Wheat prices are jumping for a number of reasons, including bad weather in such exporting nations as Australia. Demand is rising in rapidly developing economies such as India and China. The picture is further complicated because a growing share of U.S. crop land is being devoted to corn for ethanol.

Though there are a number of factors, "all of these markets are moving higher based on the growth in biofuels, which is made economical due to the high prices for energy," says David Lehman, director of commodity research and product development for the CME Group, which owns the Chicago Board of Trade.

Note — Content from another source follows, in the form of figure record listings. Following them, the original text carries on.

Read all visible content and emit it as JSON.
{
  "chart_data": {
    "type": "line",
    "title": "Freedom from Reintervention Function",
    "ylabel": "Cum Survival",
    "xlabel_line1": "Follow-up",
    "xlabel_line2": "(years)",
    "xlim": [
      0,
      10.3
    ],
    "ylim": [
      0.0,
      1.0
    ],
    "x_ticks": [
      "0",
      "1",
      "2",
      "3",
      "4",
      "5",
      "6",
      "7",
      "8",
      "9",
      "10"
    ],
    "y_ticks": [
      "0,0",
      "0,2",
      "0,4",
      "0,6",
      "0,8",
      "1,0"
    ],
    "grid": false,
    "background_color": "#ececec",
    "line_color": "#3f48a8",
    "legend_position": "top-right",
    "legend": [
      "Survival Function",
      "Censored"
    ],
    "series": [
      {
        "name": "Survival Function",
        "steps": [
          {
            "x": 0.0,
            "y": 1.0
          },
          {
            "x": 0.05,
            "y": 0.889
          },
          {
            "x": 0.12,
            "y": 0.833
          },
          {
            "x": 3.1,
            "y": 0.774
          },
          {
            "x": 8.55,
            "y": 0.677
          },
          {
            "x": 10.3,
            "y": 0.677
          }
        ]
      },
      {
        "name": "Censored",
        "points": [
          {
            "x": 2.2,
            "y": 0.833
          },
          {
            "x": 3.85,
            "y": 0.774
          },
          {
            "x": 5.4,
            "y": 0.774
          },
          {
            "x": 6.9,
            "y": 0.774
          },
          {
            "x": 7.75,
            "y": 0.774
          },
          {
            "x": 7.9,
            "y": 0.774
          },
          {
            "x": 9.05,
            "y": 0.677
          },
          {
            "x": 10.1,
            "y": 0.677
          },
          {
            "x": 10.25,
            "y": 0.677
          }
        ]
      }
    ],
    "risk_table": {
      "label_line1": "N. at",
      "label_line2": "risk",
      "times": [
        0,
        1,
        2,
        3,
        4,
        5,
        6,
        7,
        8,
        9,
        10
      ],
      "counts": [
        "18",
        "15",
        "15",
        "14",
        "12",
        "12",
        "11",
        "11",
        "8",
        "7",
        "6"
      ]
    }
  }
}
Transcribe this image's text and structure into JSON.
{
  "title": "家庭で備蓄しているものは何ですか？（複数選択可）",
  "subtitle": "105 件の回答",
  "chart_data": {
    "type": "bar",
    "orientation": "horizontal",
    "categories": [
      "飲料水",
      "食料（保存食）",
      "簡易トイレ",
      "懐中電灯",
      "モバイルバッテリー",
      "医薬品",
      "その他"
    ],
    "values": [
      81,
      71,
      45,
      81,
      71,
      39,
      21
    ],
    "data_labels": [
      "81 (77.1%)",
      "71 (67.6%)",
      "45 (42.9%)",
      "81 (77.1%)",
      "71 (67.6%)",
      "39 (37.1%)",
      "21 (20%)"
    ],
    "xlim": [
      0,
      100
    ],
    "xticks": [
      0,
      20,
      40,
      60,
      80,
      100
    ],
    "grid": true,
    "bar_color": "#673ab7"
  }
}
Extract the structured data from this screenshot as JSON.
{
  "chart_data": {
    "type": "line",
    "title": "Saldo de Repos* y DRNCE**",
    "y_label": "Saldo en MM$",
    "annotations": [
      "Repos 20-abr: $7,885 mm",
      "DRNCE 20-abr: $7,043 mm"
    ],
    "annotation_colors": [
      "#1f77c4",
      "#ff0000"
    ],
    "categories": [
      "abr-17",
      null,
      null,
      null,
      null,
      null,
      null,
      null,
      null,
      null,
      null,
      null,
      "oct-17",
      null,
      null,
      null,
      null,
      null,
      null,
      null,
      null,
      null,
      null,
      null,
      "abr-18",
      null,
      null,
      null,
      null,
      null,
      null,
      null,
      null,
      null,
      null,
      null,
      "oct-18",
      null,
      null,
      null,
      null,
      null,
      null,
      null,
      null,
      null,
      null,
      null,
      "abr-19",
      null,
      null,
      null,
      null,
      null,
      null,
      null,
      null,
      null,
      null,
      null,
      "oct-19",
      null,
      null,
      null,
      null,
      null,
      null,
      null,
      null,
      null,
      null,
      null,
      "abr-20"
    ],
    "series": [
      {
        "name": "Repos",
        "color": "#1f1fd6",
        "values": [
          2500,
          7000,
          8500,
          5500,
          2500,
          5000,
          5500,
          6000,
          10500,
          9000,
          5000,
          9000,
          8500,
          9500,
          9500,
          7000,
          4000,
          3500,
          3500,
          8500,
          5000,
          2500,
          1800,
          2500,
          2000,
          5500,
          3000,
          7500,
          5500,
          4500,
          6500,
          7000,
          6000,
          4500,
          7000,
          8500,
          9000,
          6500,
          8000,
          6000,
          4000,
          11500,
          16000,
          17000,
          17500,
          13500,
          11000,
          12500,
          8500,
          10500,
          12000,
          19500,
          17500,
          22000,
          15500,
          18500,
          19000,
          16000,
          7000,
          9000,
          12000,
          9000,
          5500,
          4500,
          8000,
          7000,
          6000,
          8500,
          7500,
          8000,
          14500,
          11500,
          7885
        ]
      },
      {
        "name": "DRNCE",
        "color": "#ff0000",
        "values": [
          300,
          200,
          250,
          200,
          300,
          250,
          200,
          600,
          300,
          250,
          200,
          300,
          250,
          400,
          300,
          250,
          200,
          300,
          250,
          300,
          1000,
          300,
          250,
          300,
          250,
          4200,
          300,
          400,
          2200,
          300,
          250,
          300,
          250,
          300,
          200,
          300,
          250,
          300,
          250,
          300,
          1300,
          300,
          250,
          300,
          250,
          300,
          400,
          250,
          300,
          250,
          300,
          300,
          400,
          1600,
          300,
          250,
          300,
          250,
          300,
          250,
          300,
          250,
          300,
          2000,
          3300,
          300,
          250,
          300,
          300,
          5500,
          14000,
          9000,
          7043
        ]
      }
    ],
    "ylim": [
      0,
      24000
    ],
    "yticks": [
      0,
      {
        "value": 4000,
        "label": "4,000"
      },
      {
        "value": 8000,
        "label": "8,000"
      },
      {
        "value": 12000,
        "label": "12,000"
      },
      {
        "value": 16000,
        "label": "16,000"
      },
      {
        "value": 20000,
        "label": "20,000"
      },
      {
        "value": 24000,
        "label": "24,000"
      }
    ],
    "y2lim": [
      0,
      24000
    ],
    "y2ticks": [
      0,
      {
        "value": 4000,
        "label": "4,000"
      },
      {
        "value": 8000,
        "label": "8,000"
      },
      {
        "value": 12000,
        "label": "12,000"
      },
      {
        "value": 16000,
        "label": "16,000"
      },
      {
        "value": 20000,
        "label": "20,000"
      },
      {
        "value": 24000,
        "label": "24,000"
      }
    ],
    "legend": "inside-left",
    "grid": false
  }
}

"While corn is the commodity that's used directly, corn, wheat and soybeans all compete to some degree for the same acreage," Lehman says. He notes that current prices are not the highest in inflation-adjusted terms.

The Agriculture Department recently forecast that U.S. wheat stocks this year would fall to a six-decade low. World grain stocks are the tightest in three decades, and consumers have felt the price run-up. Retail food prices have risen at a 5.3 percent annual rate so far this year, compared with 2.1 percent for all of 2006.

Tom Jackson, senior economist at economic forecasting firm Global Insight, notes some millers are having a hard time finding wheat supplies, let alone worrying about cost.

"When you're talking about the price increases that you're seeing for flour and other kinds of inputs, it's definitely being passed along," Jackson says.

U.S. consumers spend about 10 percent of after-tax income on average on food. The price rise hurts more in nations where food is a bigger share of family budgets. There have been food riots in some countries.

The U.N. Food and Agriculture Organization yesterday urged the international community to provide more seed, fertilizer and other materials to farmers in less-developed nations. The Food and Agriculture Organization food price index is up about 40 percent this year, compared with 9 percent for 2006.

"Without support for poor farmers and their families in the hardest-hit countries, they will not be able to cope," Food and Agriculture Organization Director-General Jacques Diouf said in a statement released by the Rome-based group.